The Blackalley was the densest community in the Underground, hosting between twenty and fifty thousand people alone. Nobody cared to try finding out the true number. Even with the nearby shelter, many homeless littered the streets, living and dead. They were bent like the trees along the northern cliffs, constantly berated by the wind so they leaned at an angle. What clothing they owned, if they could be said to own anything, was raggedy and torn.

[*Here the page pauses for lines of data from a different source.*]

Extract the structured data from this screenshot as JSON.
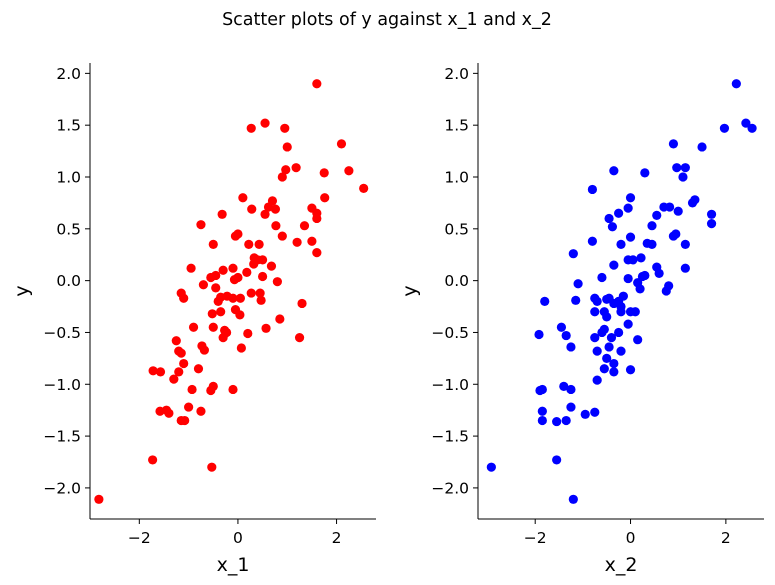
{
  "figure": {
    "suptitle": "Scatter plots of y against x_1 and x_2"
  },
  "chart_data": [
    {
      "type": "scatter",
      "title": "",
      "xlabel": "x_1",
      "ylabel": "y",
      "xlim": [
        -3.0,
        2.8
      ],
      "ylim": [
        -2.3,
        2.1
      ],
      "xticks": [
        -2,
        0,
        2
      ],
      "yticks": [
        -2.0,
        -1.5,
        -1.0,
        -0.5,
        0.0,
        0.5,
        1.0,
        1.5,
        2.0
      ],
      "xtick_labels": [
        "−2",
        "0",
        "2"
      ],
      "ytick_labels": [
        "−2.0",
        "−1.5",
        "−1.0",
        "−0.5",
        "0.0",
        "0.5",
        "1.0",
        "1.5",
        "2.0"
      ],
      "grid": false,
      "spines": [
        "left",
        "bottom"
      ],
      "color": "#ff0000",
      "points": [
        [
          -2.82,
          -2.11
        ],
        [
          1.6,
          1.9
        ],
        [
          0.55,
          1.52
        ],
        [
          0.27,
          1.47
        ],
        [
          0.95,
          1.47
        ],
        [
          2.1,
          1.32
        ],
        [
          1.0,
          1.29
        ],
        [
          1.18,
          1.09
        ],
        [
          0.97,
          1.07
        ],
        [
          2.25,
          1.06
        ],
        [
          1.75,
          1.04
        ],
        [
          0.9,
          1.0
        ],
        [
          2.55,
          0.89
        ],
        [
          1.76,
          0.8
        ],
        [
          0.1,
          0.8
        ],
        [
          0.7,
          0.77
        ],
        [
          0.62,
          0.71
        ],
        [
          0.76,
          0.69
        ],
        [
          0.28,
          0.69
        ],
        [
          1.5,
          0.7
        ],
        [
          1.6,
          0.65
        ],
        [
          -0.32,
          0.64
        ],
        [
          0.55,
          0.64
        ],
        [
          1.6,
          0.6
        ],
        [
          1.35,
          0.53
        ],
        [
          -0.75,
          0.54
        ],
        [
          0.77,
          0.53
        ],
        [
          -0.05,
          0.43
        ],
        [
          0.0,
          0.45
        ],
        [
          0.9,
          0.43
        ],
        [
          1.2,
          0.37
        ],
        [
          1.5,
          0.38
        ],
        [
          -0.5,
          0.35
        ],
        [
          0.22,
          0.35
        ],
        [
          0.43,
          0.35
        ],
        [
          1.6,
          0.27
        ],
        [
          0.33,
          0.22
        ],
        [
          0.4,
          0.2
        ],
        [
          0.5,
          0.2
        ],
        [
          0.32,
          0.16
        ],
        [
          0.68,
          0.14
        ],
        [
          -0.1,
          0.12
        ],
        [
          -0.95,
          0.12
        ],
        [
          -0.3,
          0.1
        ],
        [
          0.18,
          0.08
        ],
        [
          -0.45,
          0.05
        ],
        [
          -0.55,
          0.03
        ],
        [
          -0.07,
          0.01
        ],
        [
          0.0,
          0.03
        ],
        [
          0.5,
          0.04
        ],
        [
          0.8,
          -0.01
        ],
        [
          -0.7,
          -0.04
        ],
        [
          -0.45,
          -0.07
        ],
        [
          0.27,
          -0.12
        ],
        [
          0.45,
          -0.12
        ],
        [
          -1.15,
          -0.12
        ],
        [
          -0.22,
          -0.15
        ],
        [
          -0.35,
          -0.16
        ],
        [
          -1.1,
          -0.17
        ],
        [
          -0.1,
          -0.17
        ],
        [
          0.05,
          -0.17
        ],
        [
          0.47,
          -0.19
        ],
        [
          -0.4,
          -0.2
        ],
        [
          1.3,
          -0.22
        ],
        [
          -0.35,
          -0.3
        ],
        [
          -0.05,
          -0.28
        ],
        [
          -0.52,
          -0.32
        ],
        [
          0.04,
          -0.33
        ],
        [
          0.85,
          -0.37
        ],
        [
          -0.5,
          -0.45
        ],
        [
          0.57,
          -0.46
        ],
        [
          -0.23,
          -0.5
        ],
        [
          -0.27,
          -0.48
        ],
        [
          0.2,
          -0.51
        ],
        [
          -0.9,
          -0.45
        ],
        [
          -0.3,
          -0.55
        ],
        [
          1.25,
          -0.55
        ],
        [
          -0.73,
          -0.63
        ],
        [
          0.07,
          -0.65
        ],
        [
          -1.25,
          -0.58
        ],
        [
          -0.68,
          -0.67
        ],
        [
          -1.15,
          -0.7
        ],
        [
          -1.2,
          -0.68
        ],
        [
          -1.1,
          -0.8
        ],
        [
          -0.8,
          -0.85
        ],
        [
          -1.2,
          -0.88
        ],
        [
          -1.72,
          -0.87
        ],
        [
          -1.57,
          -0.88
        ],
        [
          -1.3,
          -0.95
        ],
        [
          -0.5,
          -1.02
        ],
        [
          -0.55,
          -1.06
        ],
        [
          -0.1,
          -1.05
        ],
        [
          -0.93,
          -1.05
        ],
        [
          -1.58,
          -1.26
        ],
        [
          -1.4,
          -1.28
        ],
        [
          -1.0,
          -1.22
        ],
        [
          -1.45,
          -1.25
        ],
        [
          -0.75,
          -1.26
        ],
        [
          -1.15,
          -1.35
        ],
        [
          -1.08,
          -1.35
        ],
        [
          -1.73,
          -1.73
        ],
        [
          -0.53,
          -1.8
        ]
      ]
    },
    {
      "type": "scatter",
      "title": "",
      "xlabel": "x_2",
      "ylabel": "y",
      "xlim": [
        -3.2,
        2.8
      ],
      "ylim": [
        -2.3,
        2.1
      ],
      "xticks": [
        -2,
        0,
        2
      ],
      "yticks": [
        -2.0,
        -1.5,
        -1.0,
        -0.5,
        0.0,
        0.5,
        1.0,
        1.5,
        2.0
      ],
      "xtick_labels": [
        "−2",
        "0",
        "2"
      ],
      "ytick_labels": [
        "−2.0",
        "−1.5",
        "−1.0",
        "−0.5",
        "0.0",
        "0.5",
        "1.0",
        "1.5",
        "2.0"
      ],
      "grid": false,
      "spines": [
        "left",
        "bottom"
      ],
      "color": "#0000ff",
      "points": [
        [
          2.22,
          1.9
        ],
        [
          2.42,
          1.52
        ],
        [
          2.55,
          1.47
        ],
        [
          1.97,
          1.47
        ],
        [
          0.9,
          1.32
        ],
        [
          1.5,
          1.29
        ],
        [
          0.97,
          1.09
        ],
        [
          1.15,
          1.09
        ],
        [
          -0.35,
          1.06
        ],
        [
          0.3,
          1.04
        ],
        [
          1.1,
          1.0
        ],
        [
          -0.8,
          0.88
        ],
        [
          0.0,
          0.8
        ],
        [
          1.35,
          0.78
        ],
        [
          1.3,
          0.75
        ],
        [
          0.7,
          0.71
        ],
        [
          -0.05,
          0.7
        ],
        [
          1.0,
          0.67
        ],
        [
          0.82,
          0.71
        ],
        [
          -0.25,
          0.65
        ],
        [
          1.7,
          0.64
        ],
        [
          -0.45,
          0.6
        ],
        [
          0.55,
          0.63
        ],
        [
          -0.38,
          0.52
        ],
        [
          0.45,
          0.53
        ],
        [
          1.7,
          0.55
        ],
        [
          0.95,
          0.45
        ],
        [
          0.9,
          0.43
        ],
        [
          0.0,
          0.42
        ],
        [
          -0.8,
          0.38
        ],
        [
          0.35,
          0.36
        ],
        [
          -0.2,
          0.35
        ],
        [
          0.45,
          0.35
        ],
        [
          1.15,
          0.35
        ],
        [
          -1.2,
          0.26
        ],
        [
          -0.05,
          0.2
        ],
        [
          0.05,
          0.2
        ],
        [
          0.22,
          0.22
        ],
        [
          -0.35,
          0.15
        ],
        [
          0.55,
          0.13
        ],
        [
          1.15,
          0.12
        ],
        [
          -0.05,
          0.02
        ],
        [
          0.6,
          0.07
        ],
        [
          0.25,
          0.04
        ],
        [
          0.3,
          0.05
        ],
        [
          -0.6,
          0.03
        ],
        [
          0.15,
          -0.02
        ],
        [
          -1.1,
          -0.03
        ],
        [
          0.8,
          -0.05
        ],
        [
          0.2,
          -0.08
        ],
        [
          0.75,
          -0.1
        ],
        [
          -0.45,
          -0.17
        ],
        [
          -0.15,
          -0.15
        ],
        [
          -0.75,
          -0.17
        ],
        [
          -0.25,
          -0.2
        ],
        [
          -0.5,
          -0.18
        ],
        [
          -0.35,
          -0.22
        ],
        [
          -0.7,
          -0.2
        ],
        [
          -0.2,
          -0.25
        ],
        [
          -1.8,
          -0.2
        ],
        [
          -1.15,
          -0.19
        ],
        [
          0.1,
          -0.3
        ],
        [
          -0.2,
          -0.3
        ],
        [
          0.0,
          -0.3
        ],
        [
          -0.55,
          -0.3
        ],
        [
          -0.5,
          -0.35
        ],
        [
          -0.75,
          -0.3
        ],
        [
          -0.05,
          -0.42
        ],
        [
          -0.55,
          -0.47
        ],
        [
          -1.45,
          -0.45
        ],
        [
          -0.6,
          -0.5
        ],
        [
          -0.25,
          -0.5
        ],
        [
          -1.92,
          -0.52
        ],
        [
          -1.35,
          -0.53
        ],
        [
          -0.75,
          -0.55
        ],
        [
          -0.4,
          -0.55
        ],
        [
          0.15,
          -0.57
        ],
        [
          -0.45,
          -0.64
        ],
        [
          -1.25,
          -0.64
        ],
        [
          -0.7,
          -0.68
        ],
        [
          -0.2,
          -0.68
        ],
        [
          -0.5,
          -0.75
        ],
        [
          -0.35,
          -0.8
        ],
        [
          -0.55,
          -0.85
        ],
        [
          -0.35,
          -0.88
        ],
        [
          0.0,
          -0.86
        ],
        [
          -0.7,
          -0.96
        ],
        [
          -1.4,
          -1.02
        ],
        [
          -1.85,
          -1.05
        ],
        [
          -1.9,
          -1.06
        ],
        [
          -1.25,
          -1.05
        ],
        [
          -1.25,
          -1.22
        ],
        [
          -1.85,
          -1.26
        ],
        [
          -0.75,
          -1.27
        ],
        [
          -0.95,
          -1.29
        ],
        [
          -1.55,
          -1.36
        ],
        [
          -1.85,
          -1.35
        ],
        [
          -1.35,
          -1.35
        ],
        [
          -1.55,
          -1.73
        ],
        [
          -2.92,
          -1.8
        ],
        [
          -1.2,
          -2.11
        ]
      ]
    }
  ]
}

A man's tenure in the Blackalley was betrayed by his pallor. The newest ones still had a little color in their faces, though they'd lost their hope long ago. The old ones, the ones who had spent decades in this repugnant cavern, were white and translucent like ghosts, all the life bleached out of them. Some were even possessed of greenish skin that hung from their bones. True corpses were strewn about at various levels of decomposition. Some people occasionally tried pushing the corpses to side streets, away from the buildings, but there were too many to move.

The stench was overwhelming. 

Mostly they were old cripples, addicts, or the dying. Yes, the Blackalley was the place for people to come and pass on. There were no hospitals, nor were there doctors, but centuries of death clung to this place and made its inhabitants uniquely accepting of her. One couldn't walk ten paces without hearing someone's final gasps. 

Seneca and Mika walked down these morose subterranean roads by the dim glow of crystal. He provided a minute, steady stream of aura to keep the light. A soft breeze swept over the cavern, which harbored the sick stench of decay.

"Where is Wheelock?" Mika whispered. 

Seneca nodded to one of the buildings. It was more of a shack, its walls made of ripped up boards and torn canvas that looked like it had been salvaged of wrecked vessels off the Jaws.

It's amazing how much shit ends up down here...

"Have you spent a lot of time down here?" Mika asked.

"I haven't spent much time anywhere. It's been years since I was in the Blackalley, but it has a way of stickin' with you: it's the only place in the Underground where I don't need a map. My mother ended up here when I was young, but I stayed topside. She didn't think it was a place for kids."

"I'm sorry. She was right though. I couldn't imagine raisin' Fagin here."

"Plenty of kids are trapped here. People have a way of stickin' around."

He cut the conversation off and moved toward the shelter. There was no door - privacy hardly existed or was sought in the Underground - so they walked in, their steps crunching softly over random debris that had accumulated over the centuries. The apartment was on the second floor, a mercy for the man who had such trouble moving.

For a broken man, Wheelock Nemo had surprising life in his eyes. His left arm had been severed at the wrist - and not cleanly. Jagged scars marked his stub, betraying the unsteady or brutal hand of whoever had done it. He walked with a limp, a wound from a war he'd fought before Seneca had been born. His hair was now just the final whispers of grey; he would have looked marginally better if he shaved it all.